Governments around the world are cracking down on basic freedoms, the US warned Wednesday, in a report that did not spare key US allies like Turkey and Egypt.
Secretary of State John Kerry, writing the preface to his department's annual human rights report, said attacks on democratic values point to a "global governance crisis."
The report complained that Washington's main global rivals Russia and China are cracking down on civil society and pro-democracy groups.
But it also pointed the finger at some US partners, with language that can be expected to rile several authoritarian leaders.
"The norms referred to in these reports are universal norms," Kerry said. "They are not some arbitrary standard of the US which we seek to impose on people.
"These are universal standards of human rights that have been adopted and accepted and are agreed to by most nations in the world," he said, at the launch of the report.
Kerry argued that respecting human rights does not weaken a government and that repressing citizens opens the door to the growth of violent extremism.
"The government that fails to respect human rights, no matter how lofty its pretensions, has very little to boast about, to teach," he argued.
The report, compiled on a country-by-country basis by US diplomats, has no legal implications for US policy.
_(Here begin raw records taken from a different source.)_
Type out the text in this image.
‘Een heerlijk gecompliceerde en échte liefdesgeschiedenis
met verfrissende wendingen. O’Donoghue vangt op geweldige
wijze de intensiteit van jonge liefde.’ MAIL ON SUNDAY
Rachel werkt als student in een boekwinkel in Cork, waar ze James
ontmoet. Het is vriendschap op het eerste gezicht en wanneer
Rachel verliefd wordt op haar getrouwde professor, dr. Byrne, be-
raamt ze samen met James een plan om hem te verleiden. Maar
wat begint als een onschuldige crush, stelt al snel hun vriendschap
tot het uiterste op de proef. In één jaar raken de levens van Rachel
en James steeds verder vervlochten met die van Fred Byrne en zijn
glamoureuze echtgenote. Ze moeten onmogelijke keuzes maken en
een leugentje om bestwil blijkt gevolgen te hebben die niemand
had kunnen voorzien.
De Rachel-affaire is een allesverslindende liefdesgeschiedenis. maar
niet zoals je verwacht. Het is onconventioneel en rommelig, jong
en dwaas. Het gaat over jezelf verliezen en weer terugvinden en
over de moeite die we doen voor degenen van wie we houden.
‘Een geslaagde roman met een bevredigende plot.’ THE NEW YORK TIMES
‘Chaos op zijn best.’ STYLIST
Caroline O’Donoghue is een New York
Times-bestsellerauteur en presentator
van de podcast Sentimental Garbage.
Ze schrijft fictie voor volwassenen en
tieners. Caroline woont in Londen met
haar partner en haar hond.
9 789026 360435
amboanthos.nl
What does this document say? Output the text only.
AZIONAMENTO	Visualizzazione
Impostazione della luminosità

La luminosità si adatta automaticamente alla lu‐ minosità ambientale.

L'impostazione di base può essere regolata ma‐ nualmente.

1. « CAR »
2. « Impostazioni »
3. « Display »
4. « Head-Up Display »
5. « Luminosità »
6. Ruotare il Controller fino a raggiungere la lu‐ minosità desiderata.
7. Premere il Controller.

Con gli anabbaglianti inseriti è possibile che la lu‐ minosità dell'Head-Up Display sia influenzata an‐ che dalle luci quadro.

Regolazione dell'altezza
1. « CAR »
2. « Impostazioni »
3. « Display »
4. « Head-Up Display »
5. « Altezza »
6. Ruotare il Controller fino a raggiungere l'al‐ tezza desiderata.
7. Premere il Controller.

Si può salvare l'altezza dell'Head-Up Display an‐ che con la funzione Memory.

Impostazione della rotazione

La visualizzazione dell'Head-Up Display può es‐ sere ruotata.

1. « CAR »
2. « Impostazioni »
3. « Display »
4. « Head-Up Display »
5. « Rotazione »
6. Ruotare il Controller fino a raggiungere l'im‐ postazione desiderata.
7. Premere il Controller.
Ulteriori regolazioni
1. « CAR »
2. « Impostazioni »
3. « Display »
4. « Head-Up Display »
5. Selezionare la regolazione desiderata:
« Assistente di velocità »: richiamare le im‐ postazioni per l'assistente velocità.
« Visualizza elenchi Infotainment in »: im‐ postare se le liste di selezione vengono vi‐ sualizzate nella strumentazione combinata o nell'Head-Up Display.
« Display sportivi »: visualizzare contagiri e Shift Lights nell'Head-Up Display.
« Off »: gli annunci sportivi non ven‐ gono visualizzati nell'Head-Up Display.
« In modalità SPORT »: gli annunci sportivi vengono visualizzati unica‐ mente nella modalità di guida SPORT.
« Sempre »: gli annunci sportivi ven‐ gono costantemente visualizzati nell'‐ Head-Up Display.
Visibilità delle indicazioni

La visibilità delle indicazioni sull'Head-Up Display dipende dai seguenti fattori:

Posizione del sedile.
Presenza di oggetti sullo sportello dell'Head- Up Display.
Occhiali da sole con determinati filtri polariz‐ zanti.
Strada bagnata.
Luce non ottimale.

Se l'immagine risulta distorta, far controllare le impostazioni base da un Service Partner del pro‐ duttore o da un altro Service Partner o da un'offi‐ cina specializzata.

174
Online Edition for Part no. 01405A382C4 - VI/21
A critical writeup does not compel Washington to cut ties or military aid to rights abusers or to impose sanctions upon them.
But Kerry argued that the detailed report – the 40th his agency has produced – would strengthen US determination to promote what he called fundamental freedoms.
"Some look at these events and fear democracy is in retreat," he said, writing in the preface to the report.
"In fact, they are a reaction to the advance of democratic ideals, to rising demands of people from every culture and region for governments that answer to them."
As might be expected, the report is critical of US rivals like Russia and China – where it says civil rights groups face increasing repression – and of foes like Iran and North Korea, where citizens face extrajudicial killings and torture.
Tom Malinowski, assistant secretary of state for democracy, human rights and labor, said Moscow and Beijing's crackdowns on dissent sent a bad message to other powers.
Referring to Moscow's attempts to close or control civil society groups, Malinowski said "we see determined efforts to legislate and end to freedom of association."
He complained that Moscow treats Russians campaigning against torture or for free elections as if they are traitors and that Chinese law conflates peaceful activism and journalism with terrorism, through legislation.
"That is of particular concern because those practices are much more likely to be copied in other countries," he said.
But the report also paints a grim picture of the situation in some allied countries, including Nato member Turkey, where President Recep Tayyip Erdogan's government has cracked down on opposition media and arrested several leading journalists.
"The government has used anti-terror laws as well as a law against insulting the president to stifle legitimate political discourse and investigative journalism," the report says.
It accuses Turkey of "prosecuting journalists and ordinary citizens and driving opposition media outlets out of business or bringing them under state control."
And, while denouncing the violence of the "PKK terrorist group," the report accuses Turkish security forces of excesses of its own, citing "credible allegations that the government or its agents committed arbitrary or unlawful killings."
The report will anger Erdogan, who visited Washington last month and denied that there had been any crackdown on free expression in his country, even as his security detail tried to expel opposition journalists from the think tank hosting his speech.
Egypt, which receives $1.5 billion in US military aid despite President Abdel Fattah Al Sisi authoritarian style of rule, also faced stern criticism.
"There were instances of persons tortured to death and other allegations of killings in prisons and detention centres," the report says, citing reports from rights groups and the UN that hundreds of Egyptians have gone missing since the 2011 revolution.